X_train, X_val, y_train, y_val = train_test_split(
    X, y,
    test_size=0.2,
    stratify=y,
    random_state=42
)

## 7. Preprocessing pipeline

In [None]:
categorical_cols = X.select_dtypes(include=["object", "string", "category"]).columns
numerical_cols = X.select_dtypes(include=["int64", "float64"]).columns

numeric_transformer = Pipeline([
    ("imputer", SimpleImputer(strategy="median"))
])

categorical_transformer = Pipeline([
    ("imputer", SimpleImputer(strategy="most_frequent")),
    ("encoder", OneHotEncoder(handle_unknown="ignore"))
])

preprocessor = ColumnTransformer([
    ("num", numeric_transformer, numerical_cols),
    ("cat", categorical_transformer, categorical_cols)
])

## 8. Random Forest

In [None]:
rf_model = RandomForestClassifier(
    n_estimators=300,
    class_weight="balanced",
    random_state=42
)

rf_pipeline = Pipeline([
    ("preprocessing", preprocessor),
    ("model", rf_model)
])

rf_pipeline.fit(X, y)

## 9. Evaluation with Threshold Tuning

In [None]:
y_probs = rf_pipeline.predict_proba(X_val)[:,1]

threshold = 0.4
y_pred = (y_probs > threshold).astype(int)

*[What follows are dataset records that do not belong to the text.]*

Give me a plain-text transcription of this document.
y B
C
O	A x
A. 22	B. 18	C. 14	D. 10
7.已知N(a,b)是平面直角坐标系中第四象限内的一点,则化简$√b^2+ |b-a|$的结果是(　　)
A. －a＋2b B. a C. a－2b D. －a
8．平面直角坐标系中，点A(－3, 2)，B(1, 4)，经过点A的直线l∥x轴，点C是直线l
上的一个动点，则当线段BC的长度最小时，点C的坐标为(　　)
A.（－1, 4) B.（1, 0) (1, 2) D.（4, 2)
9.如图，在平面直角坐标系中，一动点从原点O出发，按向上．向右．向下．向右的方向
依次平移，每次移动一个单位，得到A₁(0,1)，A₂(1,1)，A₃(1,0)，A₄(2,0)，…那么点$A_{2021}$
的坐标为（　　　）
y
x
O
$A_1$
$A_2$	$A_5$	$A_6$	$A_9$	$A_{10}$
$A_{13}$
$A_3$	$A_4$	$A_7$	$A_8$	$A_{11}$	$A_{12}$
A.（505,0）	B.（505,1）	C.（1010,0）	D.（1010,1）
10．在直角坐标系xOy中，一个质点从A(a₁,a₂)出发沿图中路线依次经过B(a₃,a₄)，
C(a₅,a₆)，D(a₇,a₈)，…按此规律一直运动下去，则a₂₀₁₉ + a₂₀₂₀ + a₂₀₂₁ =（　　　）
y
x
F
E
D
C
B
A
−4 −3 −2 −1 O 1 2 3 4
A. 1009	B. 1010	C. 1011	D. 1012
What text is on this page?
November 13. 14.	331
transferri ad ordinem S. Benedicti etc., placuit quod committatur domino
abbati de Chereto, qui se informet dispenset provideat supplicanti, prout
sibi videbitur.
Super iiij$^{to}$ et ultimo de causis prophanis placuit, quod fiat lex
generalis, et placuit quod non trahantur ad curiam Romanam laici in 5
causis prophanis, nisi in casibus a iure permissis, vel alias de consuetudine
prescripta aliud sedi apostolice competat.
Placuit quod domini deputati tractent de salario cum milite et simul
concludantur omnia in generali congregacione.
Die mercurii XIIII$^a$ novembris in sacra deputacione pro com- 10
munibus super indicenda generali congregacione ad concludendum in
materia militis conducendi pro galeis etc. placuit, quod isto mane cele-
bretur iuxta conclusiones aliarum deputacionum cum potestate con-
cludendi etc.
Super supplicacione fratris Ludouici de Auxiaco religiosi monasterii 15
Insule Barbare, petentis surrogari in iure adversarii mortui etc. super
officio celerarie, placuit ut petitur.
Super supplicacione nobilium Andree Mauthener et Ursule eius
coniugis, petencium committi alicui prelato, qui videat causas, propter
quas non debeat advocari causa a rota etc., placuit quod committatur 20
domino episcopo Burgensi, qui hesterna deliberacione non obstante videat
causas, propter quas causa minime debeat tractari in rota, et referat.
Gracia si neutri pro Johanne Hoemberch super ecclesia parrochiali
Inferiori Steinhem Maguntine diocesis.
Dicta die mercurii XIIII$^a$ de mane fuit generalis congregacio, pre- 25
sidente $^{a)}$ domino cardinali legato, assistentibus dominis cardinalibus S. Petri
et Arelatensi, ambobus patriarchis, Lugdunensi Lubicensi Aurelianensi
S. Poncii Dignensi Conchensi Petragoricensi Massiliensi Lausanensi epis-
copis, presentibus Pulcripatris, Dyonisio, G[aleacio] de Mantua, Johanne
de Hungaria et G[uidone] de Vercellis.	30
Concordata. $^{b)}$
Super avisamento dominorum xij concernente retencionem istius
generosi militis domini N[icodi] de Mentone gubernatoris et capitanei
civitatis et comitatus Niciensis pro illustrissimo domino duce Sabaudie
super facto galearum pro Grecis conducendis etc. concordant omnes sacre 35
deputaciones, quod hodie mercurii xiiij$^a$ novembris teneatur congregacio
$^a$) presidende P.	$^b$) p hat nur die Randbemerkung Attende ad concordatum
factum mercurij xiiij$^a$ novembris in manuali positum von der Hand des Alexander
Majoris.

print("Accuracy:", accuracy_score(y_val, y_pred))
print("ROC-AUC:", roc_auc_score(y_val, y_probs))
print(classification_report(y_val, y_pred))

cm = confusion_matrix(y_val, y_pred)
sns.heatmap(cm, annot=True, fmt="d", cmap="Blues")
plt.title("Confusion Matrix - Random Forest")
plt.show()

## 10. ROC Curve

In [None]:
fpr, tpr, _ = roc_curve(y_val, y_probs)

plt.plot(fpr, tpr)
plt.plot([0,1], [0,1], linestyle="--")
plt.xlabel("False Positive Rate")
plt.ylabel("True Positive Rate")
plt.title("ROC Curve")
plt.show()

## 11. Feature Importance

In [None]:
feature_names = rf_pipeline.named_steps["preprocessing"].get_feature_names_out()
importances = rf_pipeline.named_steps["model"].feature_importances_

feat_imp = pd.Series(importances, index=feature_names)
top_features = feat_imp.sort_values(ascending=False).head(15)

plt.figure(figsize=(8,6))
top_features.sort_values().plot(kind="barh")
plt.title("Top 15 Feature Importances")
plt.show()

## 12. Logistic Regression Comparison

In [None]:
log_model = LogisticRegression(
    max_iter=1000,
    class_weight="balanced"
)

log_pipeline = Pipeline([
    ("preprocessing", preprocessor),
    ("model", log_model)
])

log_pipeline.fit(X_train, y_train)

y_probs_log = log_pipeline.predict_proba(X_val)[:,1]

print("Logistic ROC-AUC:", roc_auc_score(y_val, y_probs_log))

## Final Model Selection

Random Forest achieved:
- Higher ROC-AUC
- Better recall for breakdown class
- Stronger nonlinear pattern detection

Given the business objective (reduce unexpected breakdowns),
we prioritize recall and select the tuned Random Forest model.

## 13. Kaggle Submission

In [None]:
test_ids = test_df["id"]
test_features = test_df.drop("id", axis=1)

test_probs = rf_pipeline.predict_proba(test_features)[:,1]
threshold = 0.4
test_preds = (test_probs > threshold).astype(int)

submission = pd.DataFrame({
    "id": test_ids,
    "breakdown_next_30_days": test_preds
})

submission.to_csv("submission.csv", index=False)
submission.head()

## GenAI Usage Statement

GenAI tools were used to explore potential modeling strategies and 
improve notebook structure.

All preprocessing decisions, model choices, threshold tuning, and 
interpretations were made by the team and are fully understood.

We ensured:
- Every preprocessing step is explainable
- Every metric choice is justified
- Model behavior is interpretable

The team retains full ownership and responsibility for all decisions.